The original version of this story appeared in Quanta Magazine.

We all know to be careful about the details we share online, but the information we seek can also be revealing. Search for driving directions, and our location becomes far easier to guess. Check for a password in a trove of compromised data, and we risk leaking it ourselves.

These situations fuel a key question in cryptography: How can you pull information from a public database without revealing anything about what you’ve accessed? It’s the equivalent of checking out a book from the library without the librarian knowing which one.

Concocting a strategy that solves this problem—known as private information retrieval—is “a very useful building block in a number of privacy-preserving applications,” said David Wu, a cryptographer at the University of Texas, Austin. Since the 1990s, researchers have chipped away at the question, improving strategies for privately accessing databases. One major goal, still impossible with large databases, is the equivalent of a private Google search, where you can sift through a heap of data anonymously without doing any heavy computational lifting.
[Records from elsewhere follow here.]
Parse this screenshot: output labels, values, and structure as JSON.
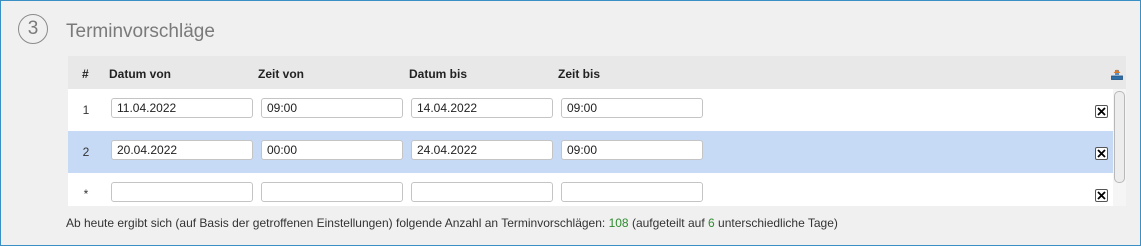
{
  "section": {
    "step_number": "3",
    "title": "Terminvorschläge"
  },
  "table": {
    "columns": [
      "#",
      "Datum von",
      "Zeit von",
      "Datum bis",
      "Zeit bis"
    ],
    "rows": [
      {
        "num": "1",
        "datum_von": "11.04.2022",
        "zeit_von": "09:00",
        "datum_bis": "14.04.2022",
        "zeit_bis": "09:00",
        "selected": false
      },
      {
        "num": "2",
        "datum_von": "20.04.2022",
        "zeit_von": "00:00",
        "datum_bis": "24.04.2022",
        "zeit_bis": "09:00",
        "selected": true
      },
      {
        "num": "*",
        "datum_von": "",
        "zeit_von": "",
        "datum_bis": "",
        "zeit_bis": "",
        "selected": false
      }
    ]
  },
  "summary": {
    "text_before": "Ab heute ergibt sich (auf Basis der getroffenen Einstellungen) folgende Anzahl an Terminvorschlägen: ",
    "count": "108",
    "text_middle": " (aufgeteilt auf ",
    "days": "6",
    "text_after": " unterschiedliche Tage)"
  },
  "colors": {
    "frame_border": "#3a8fc4",
    "selected_row": "#c6daf6",
    "highlight_number": "#2e8b2e"
  },
  "icons": {
    "header_action": "export-icon",
    "row_action": "delete-icon"
  }
}
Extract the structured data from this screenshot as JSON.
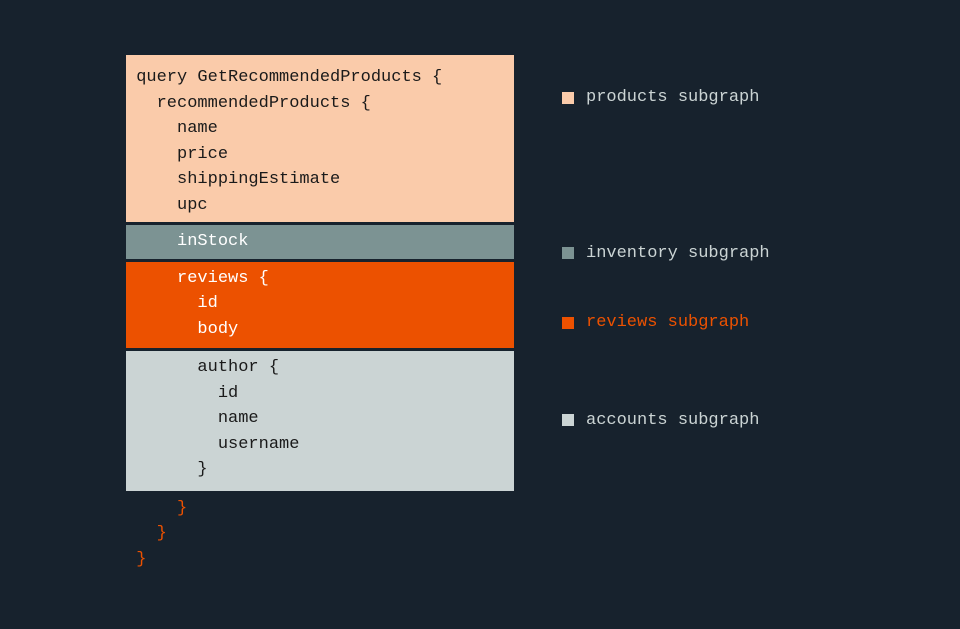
{
  "code": {
    "products": " query GetRecommendedProducts {\n   recommendedProducts {\n     name\n     price\n     shippingEstimate\n     upc",
    "inventory": "     inStock",
    "reviews": "     reviews {\n       id\n       body",
    "accounts": "       author {\n         id\n         name\n         username\n       }",
    "closing": "     }\n   }\n }"
  },
  "legend": {
    "products": "products subgraph",
    "inventory": "inventory subgraph",
    "reviews": "reviews subgraph",
    "accounts": "accounts subgraph"
  },
  "colors": {
    "products": "#facbaa",
    "inventory": "#7c9393",
    "reviews": "#ec5100",
    "accounts": "#cbd4d4",
    "background": "#17222d"
  }
}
Now, three researchers have crafted a long-sought version of private information retrieval and extended it to build a more general privacy strategy. The work, which received a Best Paper Award in June 2023 at the annual Symposium on Theory of Computing, topples a major theoretical barrier on the way to a truly private search.

“[This is] something in cryptography that I guess we all wanted but didn’t quite believe that it exists,” said Vinod Vaikuntanathan, a cryptographer at the Massachusetts Institute of Technology who was not involved in the paper. “It is a landmark result.”
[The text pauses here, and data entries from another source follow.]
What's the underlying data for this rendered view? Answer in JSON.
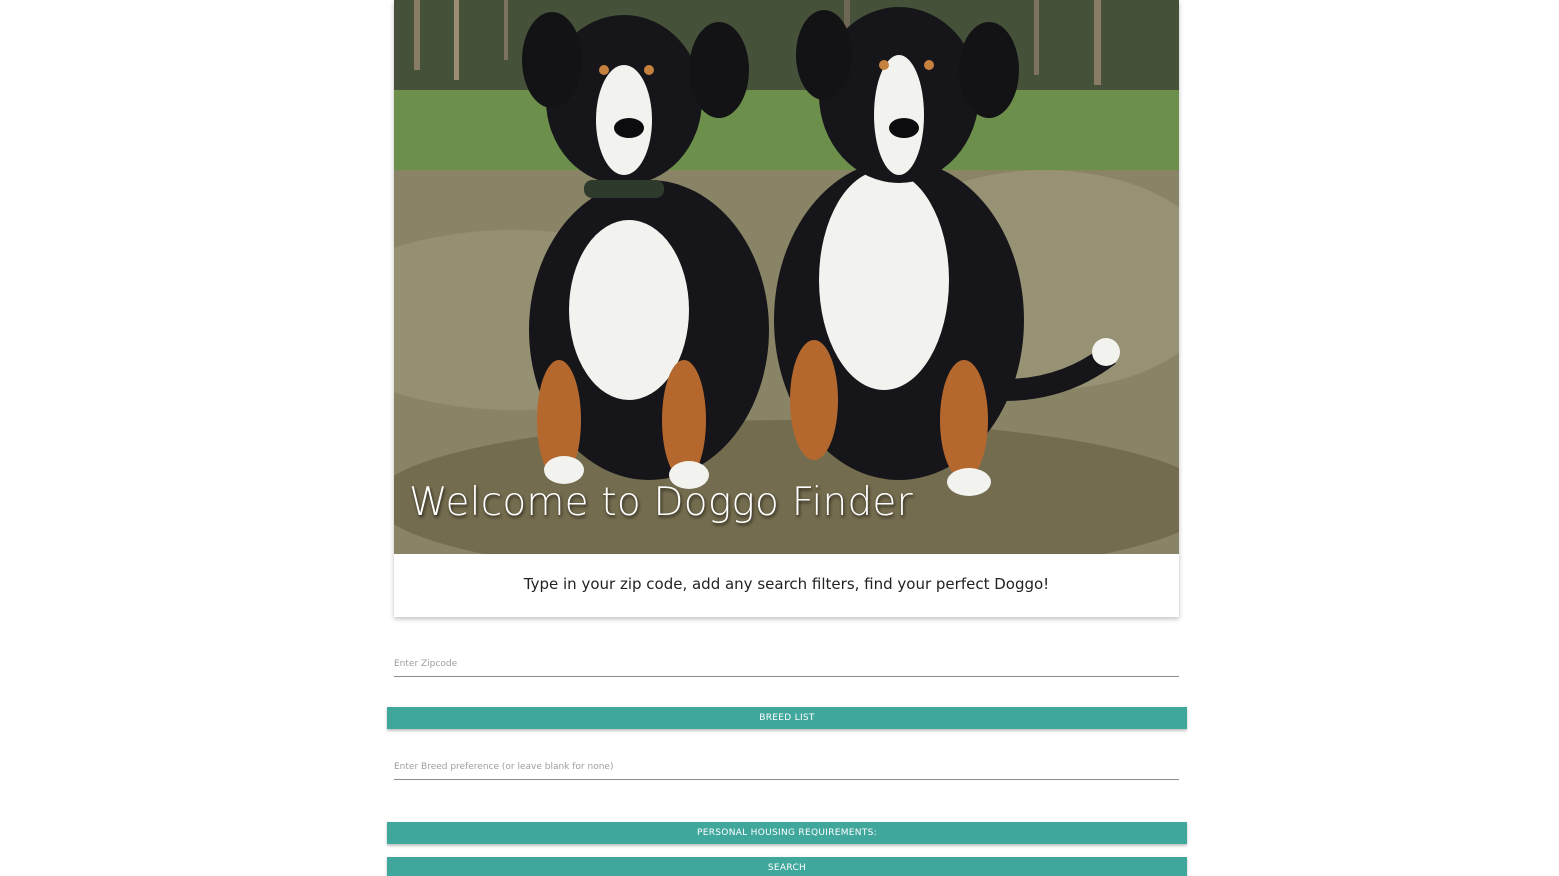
{
  "hero": {
    "title": "Welcome to Doggo Finder",
    "image": "two-dogs-sitting-on-grass-photo"
  },
  "card": {
    "text": "Type in your zip code, add any search filters, find your perfect Doggo!"
  },
  "form": {
    "zipcode_placeholder": "Enter Zipcode",
    "breed_list_label": "BREED LIST",
    "breed_placeholder": "Enter Breed preference (or leave blank for none)",
    "housing_label": "PERSONAL HOUSING REQUIREMENTS:",
    "search_label": "SEARCH"
  },
  "colors": {
    "button": "#40a79c",
    "button_text": "#ffffff"
  }
}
The problem of private database access took shape in the 1990s. At first, researchers assumed that the only solution was to scan the entire database during every search, which would be like having a librarian scour every shelf before returning with your book. After all, if the search skipped any section, the librarian would know that your book is not in that part of the library.

That approach works well enough at smaller scales, but as the database grows, the time required to scan it grows at least proportionally. As you read from bigger databases—and the internet is a pretty big one—the process becomes prohibitively inefficient.
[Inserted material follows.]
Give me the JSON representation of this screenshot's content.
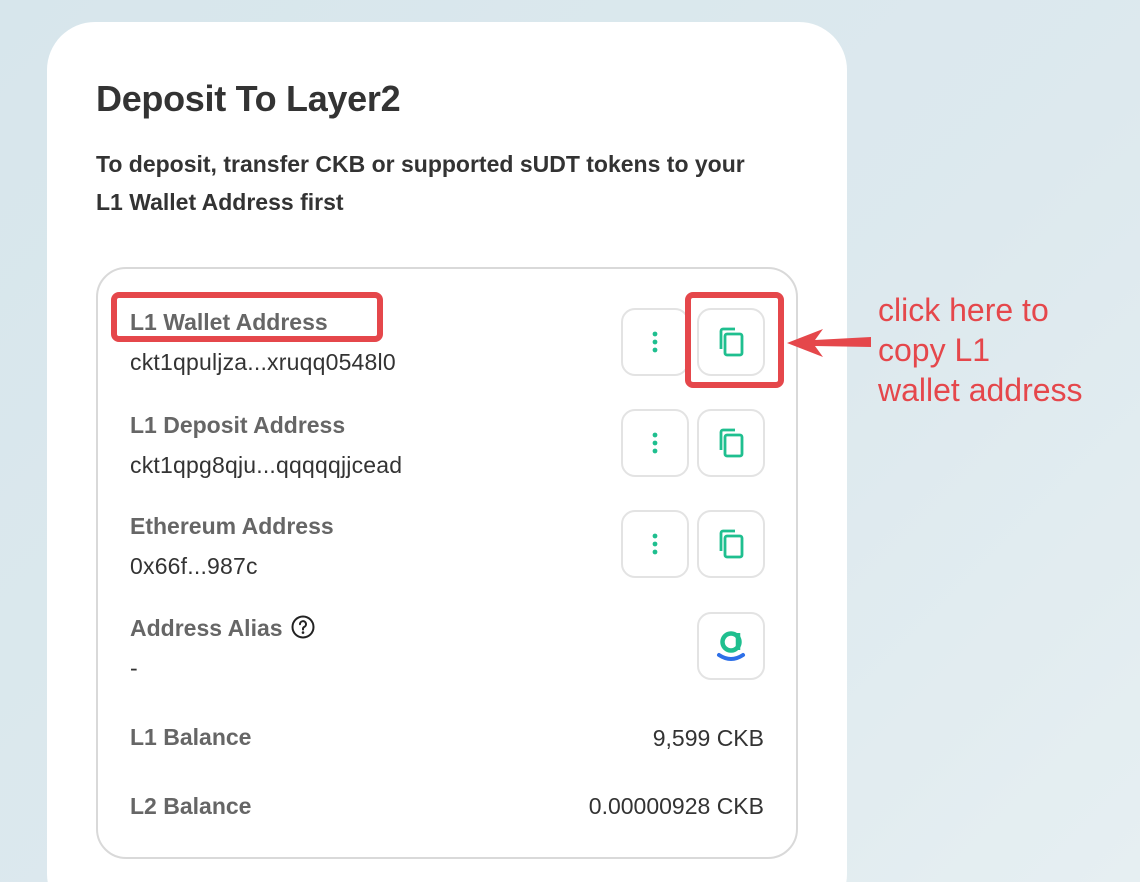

In the early 2000s, researchers started to suspect they could dodge the full-scan barrier by “preprocessing” the database. Roughly, this would mean encoding the whole database as a special structure, so the server could answer a query by reading just a small portion of that structure. Careful enough preprocessing could, in theory, mean that a single server hosting information only goes through the process once, by itself, allowing all future users to grab information privately without any more effort.

For Daniel Wichs, a cryptographer at Northeastern University and a coauthor of the new paper, that seemed too good to be true. Around 2011, he started trying to prove that this kind of scheme was impossible. “I was convinced that there’s no way that this could be done,” he said.